Mimpi untuk membuang sampah
Robert (1886), seorang ahli fisiologi dari Hamburg,
adalah yang pertama kali berpendapat bahwa mimpi adalah sebuah kebutuhan dan
bahwa ia memiliki fungsi untuk menghapus (a) kesan inderawi yang tidak
sepenuhnya bekerja dan (b) gagasan yang tidak sepenuhnya berkembang sepanjang
hari. Lewat mimpi, material yang tidak lengkap akan dibuang atau diperdalam dan
dimasukkan kedalam ingatan. Gagasan Robert dikutip berulang kali oleh Freud
dalam karyanya Traumdeutung. Hughlings Jackson (1911) memandang kalau mimpi
bertindak untuk menyapu ingatan dan koneksi yang tidak perlu sepanjang hari.
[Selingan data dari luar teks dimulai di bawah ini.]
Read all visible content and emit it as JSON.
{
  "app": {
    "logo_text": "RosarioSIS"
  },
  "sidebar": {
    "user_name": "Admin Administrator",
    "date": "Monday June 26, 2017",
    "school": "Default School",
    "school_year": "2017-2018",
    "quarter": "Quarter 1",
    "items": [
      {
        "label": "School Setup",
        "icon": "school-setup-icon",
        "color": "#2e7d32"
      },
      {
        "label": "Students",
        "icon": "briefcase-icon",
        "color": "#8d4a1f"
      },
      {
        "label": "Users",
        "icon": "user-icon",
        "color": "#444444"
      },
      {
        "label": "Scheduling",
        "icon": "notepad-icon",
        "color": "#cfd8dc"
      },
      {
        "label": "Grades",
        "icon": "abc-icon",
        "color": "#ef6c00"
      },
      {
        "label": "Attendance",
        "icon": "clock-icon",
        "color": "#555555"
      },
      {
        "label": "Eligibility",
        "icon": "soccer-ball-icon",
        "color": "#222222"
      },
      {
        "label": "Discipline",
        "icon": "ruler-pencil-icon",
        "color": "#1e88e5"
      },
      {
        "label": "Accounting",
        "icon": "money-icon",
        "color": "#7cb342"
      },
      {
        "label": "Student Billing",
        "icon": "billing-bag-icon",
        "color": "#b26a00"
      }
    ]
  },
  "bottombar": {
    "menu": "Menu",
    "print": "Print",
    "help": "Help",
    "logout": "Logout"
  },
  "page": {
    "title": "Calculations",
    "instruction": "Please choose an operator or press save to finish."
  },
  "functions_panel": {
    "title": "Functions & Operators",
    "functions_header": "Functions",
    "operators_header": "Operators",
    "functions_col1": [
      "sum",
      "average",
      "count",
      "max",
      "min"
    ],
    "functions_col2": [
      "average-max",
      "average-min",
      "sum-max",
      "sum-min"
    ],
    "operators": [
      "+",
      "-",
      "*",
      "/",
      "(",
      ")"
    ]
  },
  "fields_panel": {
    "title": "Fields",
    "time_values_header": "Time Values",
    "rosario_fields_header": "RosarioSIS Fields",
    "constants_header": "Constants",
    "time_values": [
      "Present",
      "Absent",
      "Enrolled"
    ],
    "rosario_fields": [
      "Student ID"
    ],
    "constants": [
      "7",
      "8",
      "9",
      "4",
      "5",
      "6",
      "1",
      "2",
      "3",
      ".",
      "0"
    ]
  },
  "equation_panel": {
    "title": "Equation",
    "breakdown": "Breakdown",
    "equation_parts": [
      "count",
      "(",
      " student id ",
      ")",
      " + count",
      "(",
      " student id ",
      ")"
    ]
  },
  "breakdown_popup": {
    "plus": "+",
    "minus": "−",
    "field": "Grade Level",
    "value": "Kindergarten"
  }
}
Hal ini direvisi tahun 1983 oleh teori ‘belajar mundur’ Crick dan Mitchison,
yang menyatakan bahwa mimpi seperti operasi membersihkan komputer saat mereka offline,
menghilangkan noda parasit dan “sampah” lainnya dari pikiran saat tidur (Evans
dan Newman, 1964; Crick dan Mitchison, 1983). Walau begitu, pandangan
berlawanan bahwa mimpi memiliki sebuah fungsi konsolidasi ingatan dan
penanganan informasi (Hennevin dan Leconte, 1971) juga umum diterima. Mimpi
adalah hasil dari penembakan spontan dari pola syaraf saat otak melakukan
konsolidasi ingatan saat tidur.
Mimpi sebagai resonansi dalam rangkaian syaraf
Pada saat tidur, mata tertutup, sehingga otak pada
beberapa derajat menjadi terisolasi dari dunia luar. Lebih jauh semua sinyal
dari indera (kecuali penciuman) harus melewati thalamus sebelum mencapai
korteks otak, dan pada saat tidur aktivitas thalamus terhenti (Rey et al,
2007). Ini berarti kalah otak terutama bekerja dengan sinyal dari dirinya
sendiri. Sebuah fenomena yang terkenal baik dalam sistem fisika dinamis dimana
tingkat masukan dan keluaran dari sistem rendah adalah bahwa ayunan membuat
pola resonansi spontan terjadi. Karenanya, mimpi mungkin merupakan akibat
sederhana dari ayunan syaraf.
Psikologi tidur dan mimpi
Mimpi untuk menguji dan memilih skema mental
Coutts (2008) berhipotesis kalau mimpi memodifikasi
dan menguji skema mental saat tidur dalam sebuah proses yang ia namakan seleksi
emosional, dan bahwa hanya modifikasi skema yang tampak adaptif secara
emosional saat uji mimpi dipilih untuk retensi, sementara yang tampaknya
maladaptif ditinggalkan atau dimodifikasi lebih jauh dan diuji. Alfred Adler
berpendapat bahwa mimpi sering merupakan persiapan emosional untuk memecahkan
masalah, membersihkan individu dari akal sehat menuju logika pribadi. Perasaan
mimpi residual dapat memperkuat ataupun menginhibasi tindakan yang di
kontemplasikan.
Teori psikologi evolusi tentang mimpi
Psikolog evolusioner percaya kalau mimpi merupakan
semacam fungsi adaptif untuk bertahan hidup. Deirdre Barrett berpendapat kalau
mimpi hanyalah “berpikir dalam kondisi biokimia yang berbeda” dan percaya kalau
orang terus bekerja pada semua masalah yang sama – pribadi dan objektif – dalam
keadaan tersebut.” (Barret, 2007). Penelitiannya menemukan kalau apapun –
matematika, komposisi musik, masalah bisnis – dapat diselesaikan lewat mimpi,
namun dua daerah yang khususnya membantu adalah 1) apapun yang mengandung
visualisasi yang jelas dalam solusinya, apakah itu masalah desain seni atau
penemuan teknologi 3 dimensi dan 2) masalah dimana solusinya berada dalam
“berpikir di luar kotak” – yaitu orang tersebut terjebak karena kesepakatan
umum dalam mendekati masalah tersebut salah (Barret, 2001; 1993). Dalam teori
terkait, yang di istilahkan oleh Mark Blechner dengan “Darwinisme Oneirik,”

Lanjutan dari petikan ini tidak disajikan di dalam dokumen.